Remember, there is nothing magical about monadic values; we can manipulate them just like any other values in Haskell. Knowing that, we might think to try the following function to get five lines of user input:

fiveGetLines = replicate 5 getLine

That won't do, however (try it in GHCi!). The problem is that replicate produces, in this case, a list of actions, while we want an action which returns a list (that is, IO [String] rather than [IO String]). What we need is a fold to run down the list of actions, executing them and combining the results into a single list. As it happens, there is a Prelude function which does that: sequence.

sequence :: (Monad m) => [m a] -> m [a]

And so, we get the desired action with:

fiveGetLines = sequence $ replicate 5 getLine

replicate and sequence form an appealing combination, so Control.Monad offers a replicateM function for repeating an action an arbitrary number of times. Control.Monad provides a number of other convenience functions in the same spirit - monadic zips, folds, and so forth.
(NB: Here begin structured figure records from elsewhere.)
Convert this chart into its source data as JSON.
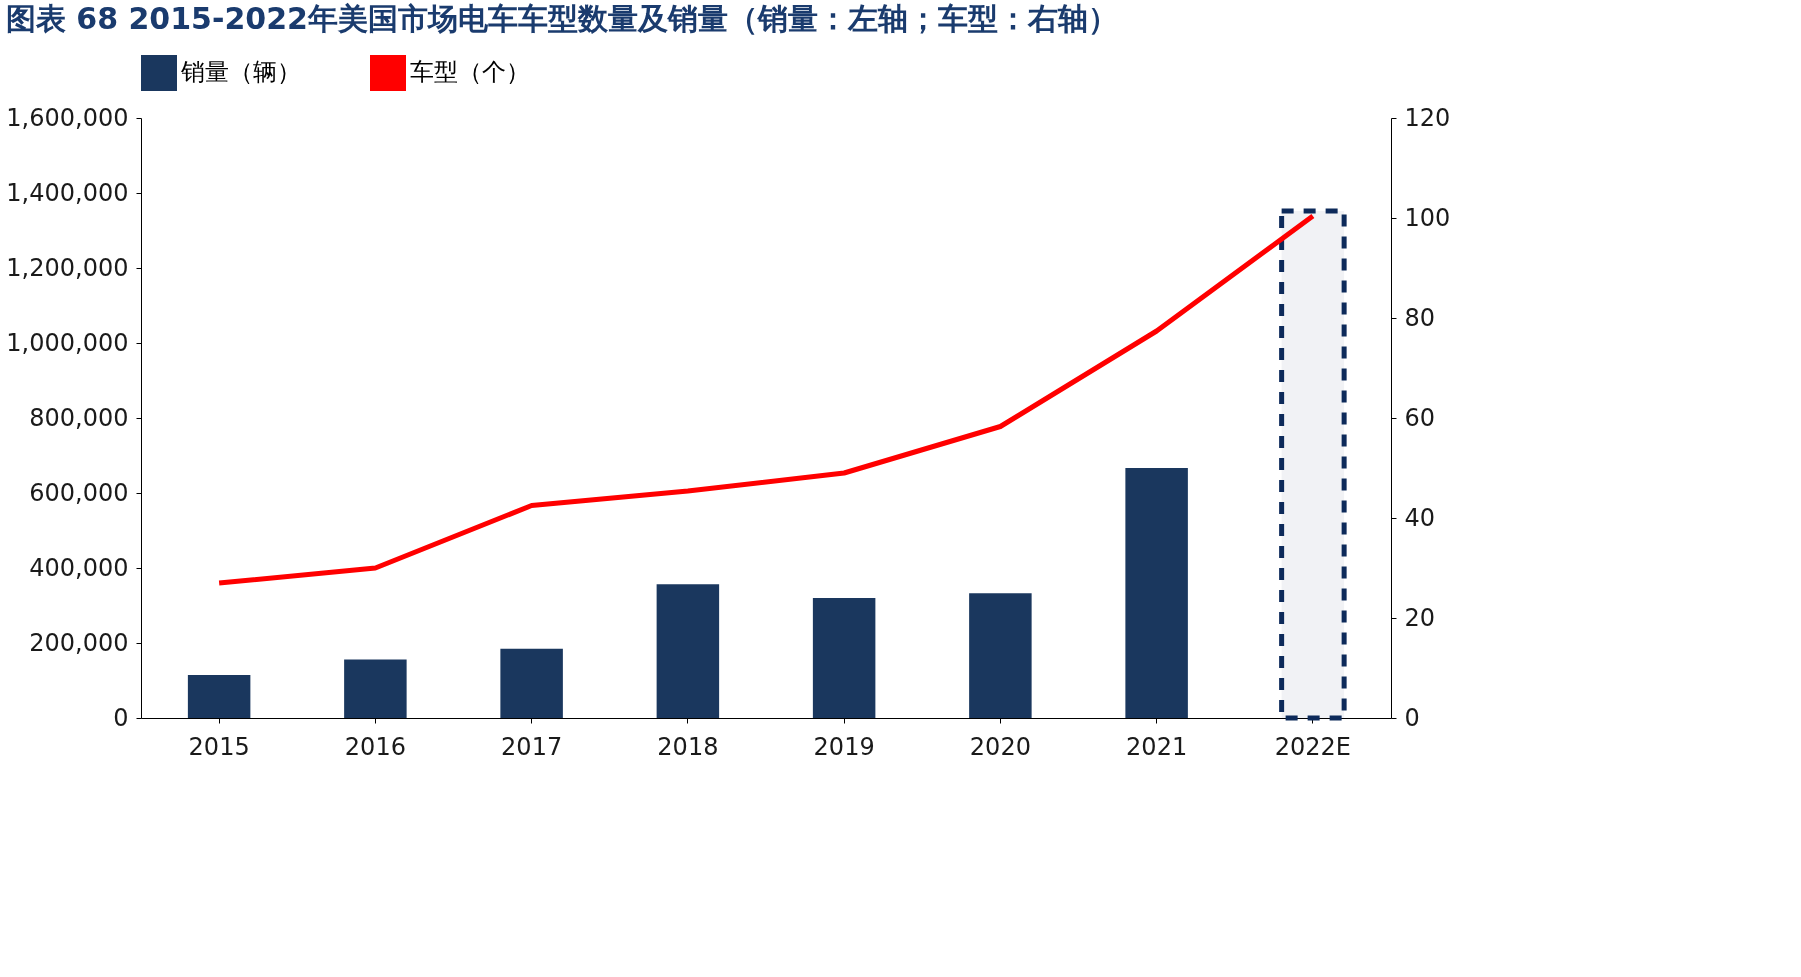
{
  "chart_data": {
    "type": "bar",
    "title": "图表 68   2015-2022年美国市场电车车型数量及销量（销量：左轴；车型：右轴）",
    "categories": [
      "2015",
      "2016",
      "2017",
      "2018",
      "2019",
      "2020",
      "2021",
      "2022E"
    ],
    "series": [
      {
        "name": "销量（辆）",
        "color": "#1a375e",
        "values": [
          115000,
          156000,
          185000,
          357000,
          320000,
          333000,
          667000,
          null
        ]
      },
      {
        "name": "车型（个）",
        "type": "line",
        "axis": "y2",
        "color": "#ff0000",
        "values": [
          27,
          30,
          42.5,
          45.4,
          49,
          58.3,
          77.4,
          100.4
        ]
      }
    ],
    "ylim": [
      0,
      1600000
    ],
    "yticks": [
      0,
      {
        "value": 200000,
        "label": "200,000"
      },
      {
        "value": 400000,
        "label": "400,000"
      },
      {
        "value": 600000,
        "label": "600,000"
      },
      {
        "value": 800000,
        "label": "800,000"
      },
      {
        "value": 1000000,
        "label": "1,000,000"
      },
      {
        "value": 1200000,
        "label": "1,200,000"
      },
      {
        "value": 1400000,
        "label": "1,400,000"
      },
      {
        "value": 1600000,
        "label": "1,600,000"
      }
    ],
    "y2lim": [
      0,
      120
    ],
    "y2ticks": [
      0,
      20,
      40,
      60,
      80,
      100,
      120
    ],
    "bands": [
      {
        "axis": "x",
        "from": "2022E",
        "to": "2022E",
        "color": "#0d2a5a"
      }
    ],
    "grid": false,
    "legend": "top",
    "marker": "none",
    "line_style": "solid"
  }
}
fiveGetLinesAlt = replicateM 5 getLine

A particularly important combination is map and sequence. Together, they allow us to make actions from a list of values, run them sequentially, and collect the results. mapM, a Prelude function, captures this pattern:

mapM :: (Monad m) => (a -> m b) -> [a] -> m [b]

We also have variants of the above functions with a trailing underscore in the name, such as sequence_, mapM_ and replicateM_. These discard any final values and so are appropriate when you are only interested in performing actions. Compared with their underscore-less counterparts, these functions are like the distinction between (>>) and (>>=). mapM_ for instance has the following type:

mapM_ :: (Monad m) => (a -> m b) -> [a] -> m ()

Finally, it is worth mentioning that Control.Monad also provides forM and forM_, which are flipped versions of mapM and mapM_. forM_ happens to be the idiomatic Haskell counterpart to the imperative for-each loop; and the type signature suggests that neatly:

forM_ :: (Monad m) => [a] -> (a -> m b) -> m ()

Exercises
Using the monadic functions we have just introduced, write a function which prints an arbitrary list of values. Generalize the bunny invasion example in the list monad chapter for an arbitrary number of generations. What is the expected behavior of `sequence` for the `Maybe` monad?

Notes

↑ The technical term is "primitive", as in primitive operations.
↑ The same can be said about all higher-level programming languages, of course. Incidentally, Haskell's IO operations can actually be extended via the Foreign Function Interface (FFI) which can make calls to C libraries. As C can use inline assembly code, Haskell can indirectly engage with anything a computer can do. Still, Haskell functions manipulate such outside operations only indirectly as values in IO functors.
↑ One difference is that x is a mutable variable in C, and so it is possible to declare it in one statement and set its value in the next; Haskell never allows such mutability. If we wanted to imitate the C code even more closely, we could have used an IORef, which is a cell that contains a value which can be destructively updated. For obvious reasons, IORefs can only be used within the IO monad.